Bridging the Gap Between Silicon and Society: Inside IIIT Hyderabad’s Lab Working Across the Full Electronics Stack
Unlike traditional research models where integrated circuits, signal processing and applications operate in silos, the IC-WiBES group works across all three layers simultaneously.
Hyderabad: As India accelerates its semiconductor ambitions, researchers at IIIT Hyderabad are building indigenous electronics systems that span the full technology stack – from custom chip design and millimetre-wave circuits to privacy-preserving sensing and intelligent healthcare applications.
At the centre of this effort is the Integrated Circuits – Inspired by Wireless and Biomedical Systems (IC-WiBES) research group led by Prof. Abhishek Srivastava. The lab follows a vertically integrated approach, designing not just chips, but complete systems that move seamlessly from silicon to real-world deployment.
From Silicon to Systems
Unlike traditional research models where integrated circuits, signal processing and applications operate in silos, the IC-WiBES group works across all three layers simultaneously. This “dual-track” model enables the team to design application-specific integrated circuits (ASICs) while building full-scale systems around them, ensuring hardware is shaped by field realities rather than theoretical benchmarks.
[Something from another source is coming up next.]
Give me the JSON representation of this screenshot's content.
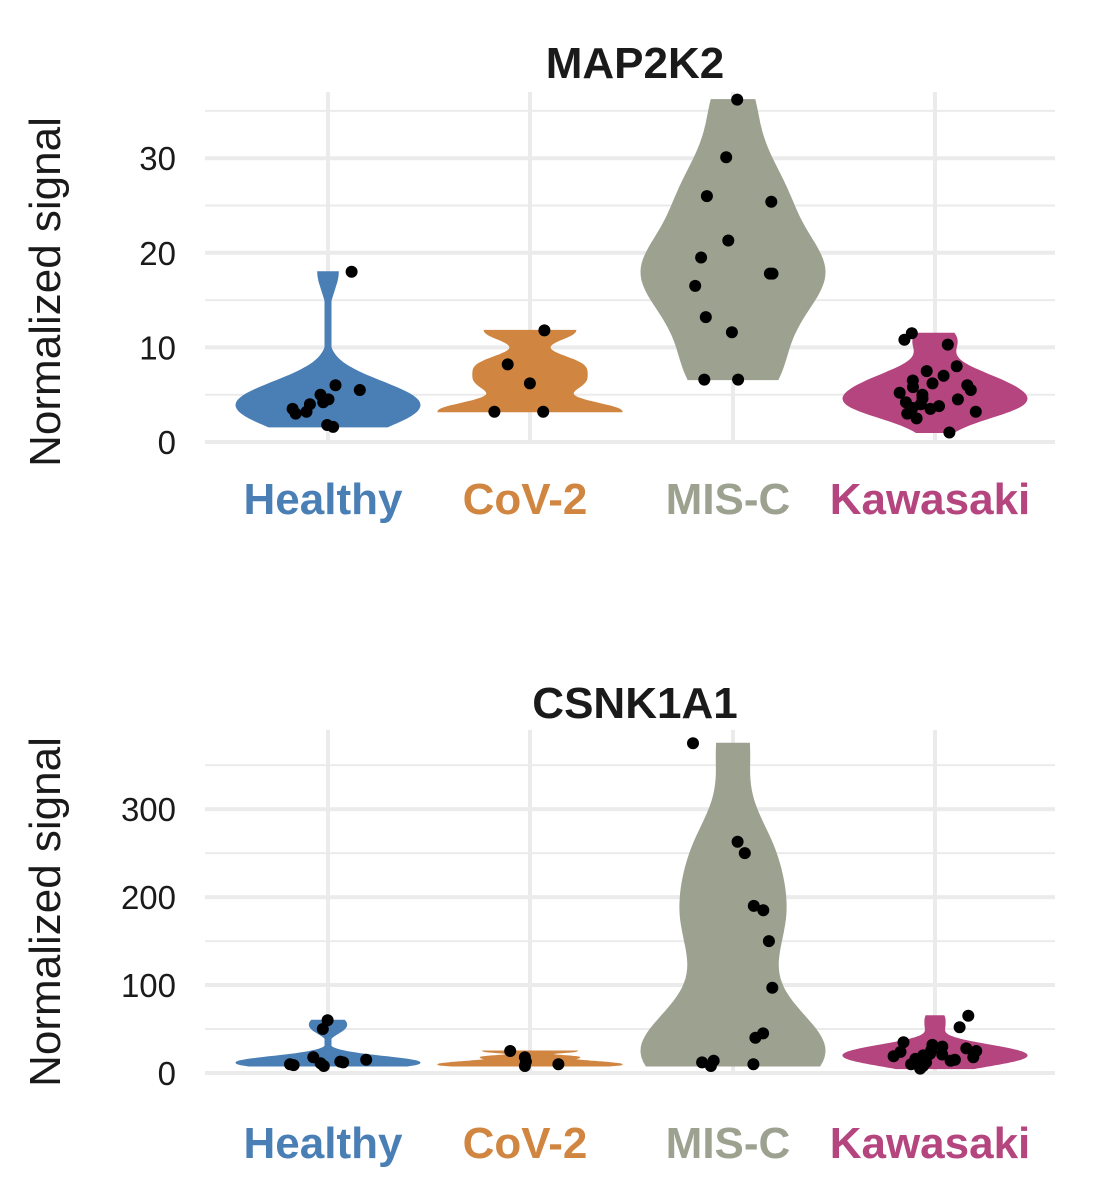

The researchers argue that while off-the-shelf electronics suffice for many consumer applications, strategic domains such as healthcare monitoring, privacy-sensitive sensing, space missions and national infrastructure demand customised solutions. By designing ASICs tailored to specific use cases, the team aims to achieve higher flexibility, precision and energy efficiency than commercial hardware alternatives.
Advancing Millimetre-Wave Radar
A key research focus is millimetre-wave (mmWave) radar sensing – widely used in automotive safety but still emerging in civic and healthcare applications. Unlike cameras, mmWave radar operates effectively in low light, fog, rain and dust while preserving privacy.
By transmitting and receiving high-frequency signals, the systems can detect motion, distance and even subtle physiological movements, such as chest vibrations during breathing.
Contactless Healthcare Monitoring
Leveraging this capability, the lab has developed non-contact health monitoring systems capable of measuring heart rate and respiration without wearables or cameras. Such systems are particularly relevant in infectious disease wards, elderly care and post-operative monitoring.
These solutions combine custom electronics, advanced signal processing and edge AI to extract vital signs from faint radar reflections. Clinical trials are underway, with hospital deployments planned to assess real-world performance.
Privacy-First Road Sensing
Beyond healthcare, the radar technology is being adapted for road safety and urban mobility. In heavy rain or fog, camera-based systems often fail. Radar sensing, however, continues to function reliably.
Researchers have demonstrated systems capable of detecting and classifying vehicles, pedestrians and cyclists with high accuracy and low latency, even in challenging environments. Such systems could support traffic planning and smart city governance without raising surveillance concerns.
Feedback from Field to Chip
A defining aspect of the lab’s approach is the feedback loop between field testing and chip design. When real-world deployments reveal limitations such as signal interference or noise, those insights directly inform subsequent chip iterations.
This process has led to innovations including programmable frequency-modulated radar generators, low-noise oscillators and high-linearity receiver circuits, designed specifically for application demands rather than textbook metrics.
Building High-Frequency Infrastructure
Supporting the research is a high-frequency electronics facility capable of measurements up to 44 GHz – an infrastructure available at only a handful of institutions nationwide. The lab has achieved milestones including IIIT Hyderabad’s first fully in-house chip tape-out and participation in international semiconductor design programmes providing access to advanced electronic design automation tools.
Training Full-Stack Electronics Engineers
Beyond technological output, the group is training engineers fluent across the electronics stack – from transistor-level circuit design to algorithms and system applications.
“Our students learn how circuit-level constraints shape system intelligence – a rare but increasingly critical skill,” Prof. Srivastava noted.
The cross-disciplinary training prepares graduates for roles in national missions, deep-tech startups, academia and advanced semiconductor industries.
From Academic Research to National Relevance
With sustained funding, multiple peer-reviewed publications, patents in progress and early-stage technology transfers underway, the lab reflects a broader shift toward application-driven electronics research in India.
Prof. Srivastava emphasised that deep-tech innovation is rarely linear. “Sometimes hardware leads. Sometimes applications expose flaws. The key is patience, persistence and constant feedback. The lab isn’t trying to replace every component with custom silicon. Instead, we are focused on strategic intervention – designing custom chips where they matter most,” he said.
As India seeks to strengthen its semiconductor ecosystem, the IC-WiBES group’s work underscores a growing recognition that building chips is only part of the equation – translating silicon into socially relevant systems is equally critical.